Verify Person Identification Data (PID) as mDoc
Person Identification Data (PID) is the foundational identity credential of the EU Digital Identity Wallet: a digital equivalent of a national ID card holding a person’s core identity attributes such as name, date of birth, and nationality. It is defined by the European Commission’s PID Rulebook within the Architecture Reference Framework (ARF), and verified here as an mdoc using the doctype eu.europa.ec.eudi.pid.1.
This page provides a presentation template payload for verifying PID credentials.
The EU Digital Identity based on eIDAS 2.0 is still in development and will be launched at the end of 2026. We are continuously monitoring the advancements of the European Architecture Reference Framework (ARF) and try to align our infrastructure as the specifications evolve.
Creating verifier root X509 certificate
Before you can create the presentation template for PID verification, you need to set up a verifier root x509 certificate with a P-256 key.
The certificates guide contains detailed guidance on creating a certificate. We recommend creating your initial certificate through the dashboard.
Alternatively, if your verifier certificate needs to be signed by an external certificate authority, you can create a certificate signing request and import the externally signed certificate into Paradym.
Setting up a trusted entity
To control which issuers you accept PID credentials from, you need to create one or multiple trusted entities configured with the trusted root X.509 certificates used for issuance of the credential. Without a trusted entity linked, the presentation template will accept any issuer.
- If you issued the credential yourself, you can find the issuer root certificate (
issuerRoot) in the Paradym dashboard, under the My Certificates section of the “Trust” tab. If you don’t have one yet, see Creating a Root Certificate. - If the issuer is external, you must obtain the root certificate used for issuance from the issuer, and add it to the trusted entity. If you’re unsure where to find it, ask the issuer of the credential.
Once you have the root certificate, create a trusted entity with it. Note the id of the created trusted entity, as you’ll need it to link the trusted entity to the presentation template below.
Creating the presentation template
We recommend creating this template through the API, as it allows you to exactly copy the payload as defined below. You can also select this as a pre-made template in the dashboard. See the API reference for Create presentation template for more information.
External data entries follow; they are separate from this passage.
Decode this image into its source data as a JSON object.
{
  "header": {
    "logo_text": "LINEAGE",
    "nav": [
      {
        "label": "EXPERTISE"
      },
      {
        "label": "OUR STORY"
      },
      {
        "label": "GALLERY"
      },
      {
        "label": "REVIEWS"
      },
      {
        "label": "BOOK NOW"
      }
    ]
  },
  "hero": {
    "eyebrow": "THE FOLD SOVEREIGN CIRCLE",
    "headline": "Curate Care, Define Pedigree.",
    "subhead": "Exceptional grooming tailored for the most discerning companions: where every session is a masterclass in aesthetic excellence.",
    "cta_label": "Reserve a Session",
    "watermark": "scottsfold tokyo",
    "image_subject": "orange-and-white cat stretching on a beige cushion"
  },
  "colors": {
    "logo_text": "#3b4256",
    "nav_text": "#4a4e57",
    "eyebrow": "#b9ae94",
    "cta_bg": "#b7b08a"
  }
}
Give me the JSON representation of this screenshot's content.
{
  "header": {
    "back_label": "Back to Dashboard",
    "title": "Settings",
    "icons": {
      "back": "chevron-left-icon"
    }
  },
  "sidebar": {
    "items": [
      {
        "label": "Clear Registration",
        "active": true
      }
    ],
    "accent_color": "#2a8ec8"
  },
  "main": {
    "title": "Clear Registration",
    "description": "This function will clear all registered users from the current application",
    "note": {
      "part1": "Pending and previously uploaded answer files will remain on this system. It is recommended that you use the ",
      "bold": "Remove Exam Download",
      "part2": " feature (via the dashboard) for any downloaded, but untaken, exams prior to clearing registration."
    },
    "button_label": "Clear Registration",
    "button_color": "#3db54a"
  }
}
The trustedIssuers array below links the trusted entity you created to this credential, so that only credentials issued by that trusted entity are accepted. Replace <TRUSTED_ENTITY_ID> with the id of the trusted entity you created.
{
"name": "Verify Person Identification Data",
"description": "This information is requested to verify your identity",
"verifier": {
"signer": "certificate",
"keyType": "P-256"
},
"credentials": [
{
"name": "Person Identification Data",
"description": "PID compliant with EU Digital Identity Wallet framework",
"format": "mdoc",
"type": "eu.europa.ec.eudi.pid.1",
"trustedIssuers": [
"<TRUSTED_ENTITY_ID>"
],
"attributes": {
"eu.europa.ec.eudi.pid.1": {
"properties": {
"family_name": {},
"given_name": {},
"birth_date": {},
"place_of_birth": {},
"nationality": {},
"resident_address": {},
"resident_country": {},
"resident_state": {},
"resident_city": {},
"resident_postal_code": {},
"resident_street": {},
"resident_house_number": {},
"personal_administrative_number": {},
"portrait": {},
"family_name_birth": {},
"given_name_birth": {},
"sex": {},
"email_address": {},
"mobile_phone_number": {},
"expiry_date": {},
"issuing_authority": {},
"issuing_country": {},
"document_number": {},
"issuing_jurisdiction": {},
"issuance_date": {},
"trust_anchor": {},
"attestation_legal_category": {}
}
}
}
}
]
}Credential template
If you want to issue PID credentials before verifying them, refer to the PID mDoc credential template for the credential template setup.